Ministries in the Community
- What will we accept as our rules and responsibilities to the people who inhabit our geographic space?
- What services do we provide as part of our discernment of what God is calling us to be and do?
- Does our vision include ways in which we can be engaged both corporately and as individual members in mission endeavors?
- How well do we make use of our resources (facilities, wealth, time, and members) to respond to the needs of those in our “defined mission area”?
- How big is our world going to be?
- How well do we raise awareness of the concerns and needs in the world and of our interdependence and responsibilities?
- Do we offer members opportunities to respond in a variety of ways to the myriad needs in the world?

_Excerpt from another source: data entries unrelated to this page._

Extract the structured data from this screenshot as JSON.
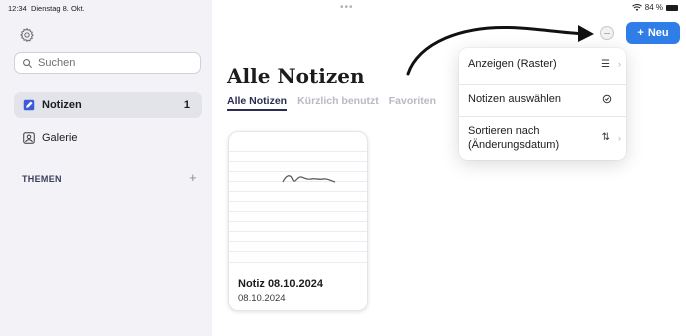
{
  "status": {
    "time": "12:34",
    "date": "Dienstag 8. Okt.",
    "battery": "84 %"
  },
  "sidebar": {
    "search_placeholder": "Suchen",
    "items": [
      {
        "label": "Notizen",
        "count": "1",
        "icon": "note-icon",
        "active": true
      },
      {
        "label": "Galerie",
        "icon": "gallery-icon",
        "active": false
      }
    ],
    "section_label": "THEMEN",
    "add_label": "+"
  },
  "main": {
    "title": "Alle Notizen",
    "tabs": [
      {
        "label": "Alle Notizen",
        "active": true
      },
      {
        "label": "Kürzlich benutzt",
        "active": false
      },
      {
        "label": "Favoriten",
        "active": false
      }
    ],
    "notes": [
      {
        "title": "Notiz 08.10.2024",
        "date": "08.10.2024"
      }
    ]
  },
  "toolbar": {
    "new_label": "Neu",
    "new_icon": "+"
  },
  "menu": {
    "items": [
      {
        "label": "Anzeigen (Raster)",
        "icon": "list-icon",
        "chevron": true
      },
      {
        "label": "Notizen auswählen",
        "icon": "check-circle-icon",
        "chevron": false
      },
      {
        "label": "Sortieren nach (Änderungsdatum)",
        "icon": "sort-icon",
        "chevron": true
      }
    ]
  },
  "colors": {
    "accent": "#2f7ee8",
    "sidebar_bg": "#f2f2f7",
    "title_text": "#2a2d52"
  }
}
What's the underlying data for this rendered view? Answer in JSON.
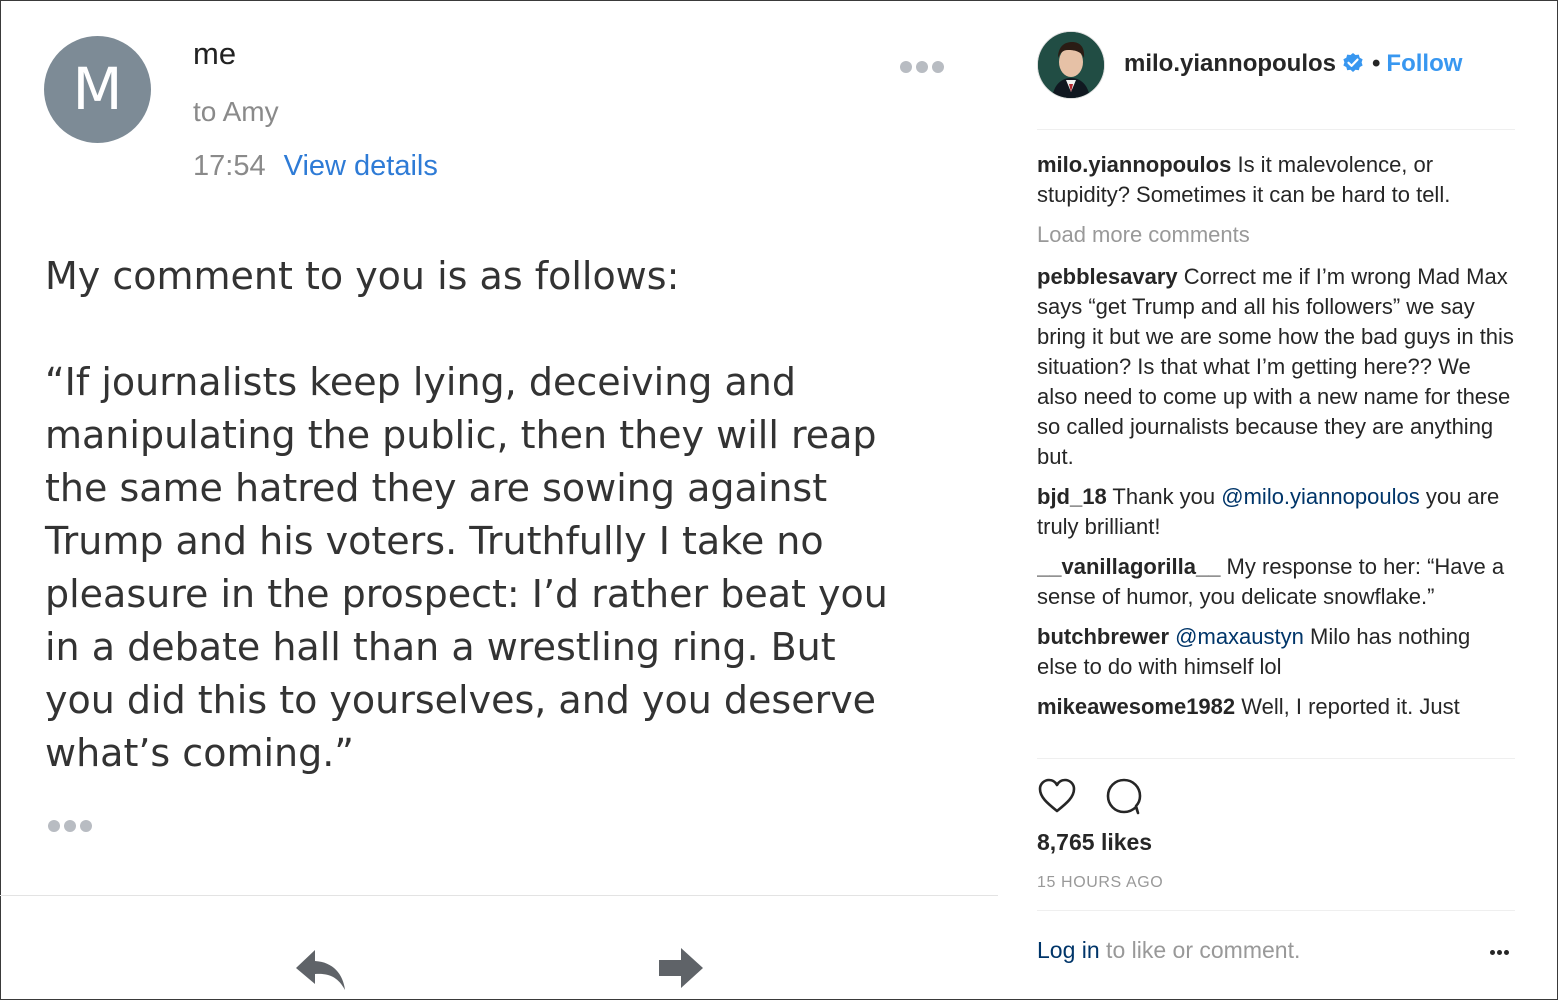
{
  "email": {
    "avatar_letter": "M",
    "sender": "me",
    "recipient": "to Amy",
    "time": "17:54",
    "view_details": "View details",
    "body_intro": "My comment to you is as follows:",
    "body_quote_lines": [
      "“If journalists keep lying, deceiving and",
      "manipulating the public, then they will reap",
      "the same hatred they are sowing against",
      "Trump and his voters. Truthfully I take no",
      "pleasure in the prospect: I’d rather beat you",
      "in a debate hall than a wrestling ring. But",
      "you did this to yourselves, and you deserve",
      "what’s coming.”"
    ],
    "actions": [
      "reply-icon",
      "forward-icon",
      "more-icon"
    ]
  },
  "instagram": {
    "username": "milo.yiannopoulos",
    "follow": "Follow",
    "separator": "•",
    "caption": {
      "user": "milo.yiannopoulos",
      "text": " Is it malevolence, or stupidity? Sometimes it can be hard to tell."
    },
    "load_more": "Load more comments",
    "comments": [
      {
        "user": "pebblesavary",
        "text": " Correct me if I’m wrong Mad Max says “get Trump and all his followers” we say bring it but we are some how the bad guys in this situation? Is that what I’m getting here?? We also need to come up with a new name for these so called journalists because they are anything but.",
        "mention": "",
        "after": ""
      },
      {
        "user": "bjd_18",
        "text": " Thank you ",
        "mention": "@milo.yiannopoulos",
        "after": " you are truly brilliant!"
      },
      {
        "user": "__vanillagorilla__",
        "text": " My response to her: “Have a sense of humor, you delicate snowflake.”",
        "mention": "",
        "after": ""
      },
      {
        "user": "butchbrewer",
        "text": " ",
        "mention": "@maxaustyn",
        "after": " Milo has nothing else to do with himself lol"
      },
      {
        "user": "mikeawesome1982",
        "text": " Well, I reported it. Just",
        "mention": "",
        "after": ""
      }
    ],
    "likes": "8,765 likes",
    "time_ago": "15 HOURS AGO",
    "login_link": "Log in",
    "login_rest": " to like or comment.",
    "colors": {
      "link_blue": "#3897f0",
      "verified_blue": "#3897f0",
      "mention": "#003569"
    },
    "icons": [
      "verified-badge-icon",
      "heart-icon",
      "comment-icon",
      "more-icon"
    ]
  }
}
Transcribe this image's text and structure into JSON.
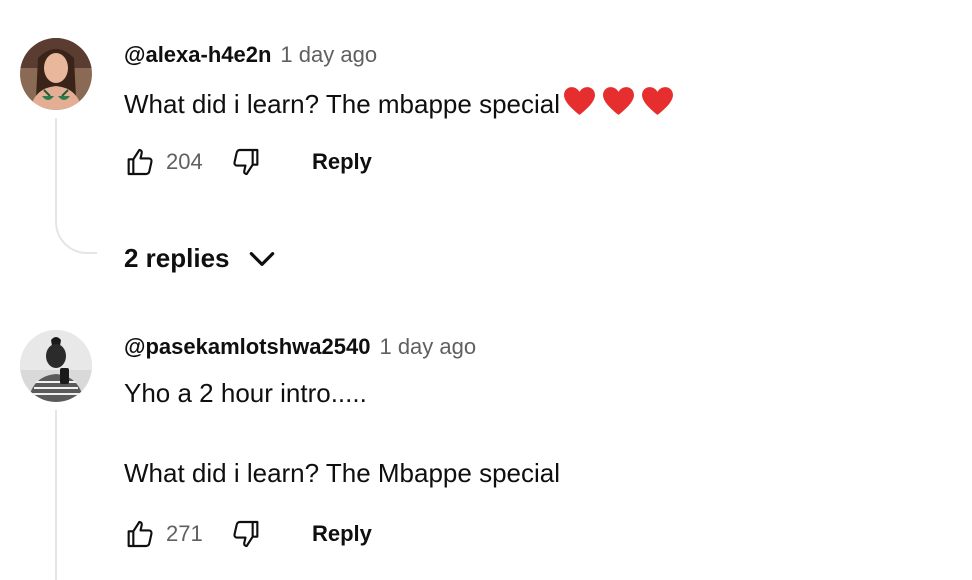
{
  "comments": [
    {
      "author": "@alexa-h4e2n",
      "time": "1 day ago",
      "text": "What did i learn? The mbappe special",
      "hearts": [
        "❤",
        "❤",
        "❤"
      ],
      "likes": "204",
      "reply_label": "Reply",
      "replies_label": "2 replies"
    },
    {
      "author": "@pasekamlotshwa2540",
      "time": "1 day ago",
      "text_line1": "Yho a 2 hour intro.....",
      "text_line2": "What did i learn? The Mbappe special",
      "likes": "271",
      "reply_label": "Reply"
    }
  ],
  "colors": {
    "heart": "#e62e2e",
    "secondary_text": "#606060",
    "thread_line": "#e5e5e5"
  }
}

- Has our vision included concerns that reach beyond our natural day-to-day interactions?
- How do we value differences and deal with conflicts in congregational life?
- Do we encourage individuals to articulate their own opinions and beliefs and to respect those of others?
- Do we seek to provide ways for people to get their interests and needs cared for without denying others that same privilege?
- Do we intentionally teach ways of framing conflict in win/win rather than win/lose strategies?
Facing Daily Life
- How does the congregation help people in their daily routines of work, family, and community activities?
- Does the congregation help provide moral and ethical codes by which members are expected to relate to others?
- How does the congregation provide guidelines in the areas of health, finances, life transitions, and mundane routines?
- How do we teach responsible use of resources by individuals and by the community of faith?
- Do we provide help for our members to understand how money and other financial resources are a gift from God?
- How well is the congregation developing mutual support and ministry in a partnership between clergy and laity?
- How do we share authority and responsibility?
- Do we provide effective ways to define relationships and roles?
- How do we work together to fulfill our vision of being a faith community?
Connection to Faith Family
- How do we both contribute to and receive support from the structures of our larger denomination, or faith family?
- What does our connection to such a family contribute to our sense of identity and mission?